A psychiatrist once told Nguyen that no one would want her as a dentist if they knew she had mental health struggles. Thankfully, she didn’t listen. She credits much of her healing and the ability to complete the program to the personal counseling services she received through former Detroit Mercy Dental professor Kimberly Werth, R.D.H. ‘82, M.S. ‘05. Nguyen initially saw Werth twice a week and eventually sought her care as needed. 

Because of her mental health conditions, Nguyen states that she had a lot of difficulties with the social aspects of dental school. Despite this, she was able to find comfort and support through trusted friends and faculty. One of the highlights of her time as a student was her involvement with the Christian Dental Association, an organization that she still holds close at heart. At one point, Nguyen even served as president.  

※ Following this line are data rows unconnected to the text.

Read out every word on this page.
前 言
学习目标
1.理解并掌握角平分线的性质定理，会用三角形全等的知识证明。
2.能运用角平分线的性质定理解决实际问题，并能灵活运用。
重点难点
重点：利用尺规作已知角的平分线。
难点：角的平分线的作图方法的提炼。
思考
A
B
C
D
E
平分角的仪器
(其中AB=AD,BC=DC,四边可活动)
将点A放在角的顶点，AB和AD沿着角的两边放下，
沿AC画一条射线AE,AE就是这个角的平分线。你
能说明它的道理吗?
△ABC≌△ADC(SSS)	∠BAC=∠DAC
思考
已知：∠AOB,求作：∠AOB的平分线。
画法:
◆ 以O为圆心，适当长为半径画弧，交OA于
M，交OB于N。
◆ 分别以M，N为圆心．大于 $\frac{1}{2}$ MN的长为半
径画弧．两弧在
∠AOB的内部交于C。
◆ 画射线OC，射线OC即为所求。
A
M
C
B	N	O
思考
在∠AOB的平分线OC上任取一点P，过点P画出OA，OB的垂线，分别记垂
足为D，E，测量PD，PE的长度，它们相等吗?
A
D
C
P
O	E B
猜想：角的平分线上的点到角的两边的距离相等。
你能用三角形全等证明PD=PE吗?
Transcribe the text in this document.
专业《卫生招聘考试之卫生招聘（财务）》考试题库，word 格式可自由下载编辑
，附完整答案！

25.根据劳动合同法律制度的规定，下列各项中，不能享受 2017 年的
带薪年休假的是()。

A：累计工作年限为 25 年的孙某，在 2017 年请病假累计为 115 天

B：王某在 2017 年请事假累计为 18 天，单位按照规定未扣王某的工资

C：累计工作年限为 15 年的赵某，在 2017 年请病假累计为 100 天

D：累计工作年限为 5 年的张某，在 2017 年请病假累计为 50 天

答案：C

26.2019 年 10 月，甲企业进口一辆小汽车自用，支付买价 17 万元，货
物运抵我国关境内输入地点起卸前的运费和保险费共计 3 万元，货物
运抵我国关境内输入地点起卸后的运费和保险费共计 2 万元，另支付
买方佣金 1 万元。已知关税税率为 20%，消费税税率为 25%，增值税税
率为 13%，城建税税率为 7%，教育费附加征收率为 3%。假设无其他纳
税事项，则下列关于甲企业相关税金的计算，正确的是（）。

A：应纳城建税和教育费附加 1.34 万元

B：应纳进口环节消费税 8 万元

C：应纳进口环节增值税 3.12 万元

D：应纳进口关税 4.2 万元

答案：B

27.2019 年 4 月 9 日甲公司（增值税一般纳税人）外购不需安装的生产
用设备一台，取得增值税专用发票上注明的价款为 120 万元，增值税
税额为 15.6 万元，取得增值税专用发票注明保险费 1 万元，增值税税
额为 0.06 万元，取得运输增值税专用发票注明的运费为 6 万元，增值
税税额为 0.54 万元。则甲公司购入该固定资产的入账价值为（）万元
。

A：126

Nguyen’s experiences have helped her gain insight into who she is as a person and helped define her biggest passion, helping others. She appreciates the one-on-one aspect of the patient-provider relationship and often finds herself in tune with the emotional stressors of her patients. Nguyen seems to have the innate ability to connect with people on a deep level and help them to identify their feelings.  

Today, Nguyen finds that balancing life and work is both her biggest challenge and her biggest success. She is happily married to her husband Brad and has a five-year-old daughter, Ruby. And at just five years post-graduation, Nguyen owns her own dental practice, proving you can have it all.  

This year will mark ten years since Nguyen’s suicide attempt, and she has never been happier. Nguyen appreciates how the stigma surrounding mental health continues to be demystified and that, as a society, we are more comfortable talking about it. She wants others to know that with help, you can not only get better, but triumph. In true superhero fashion, Nguyen is willing to share more of her personal experiences and help anyone who needs it.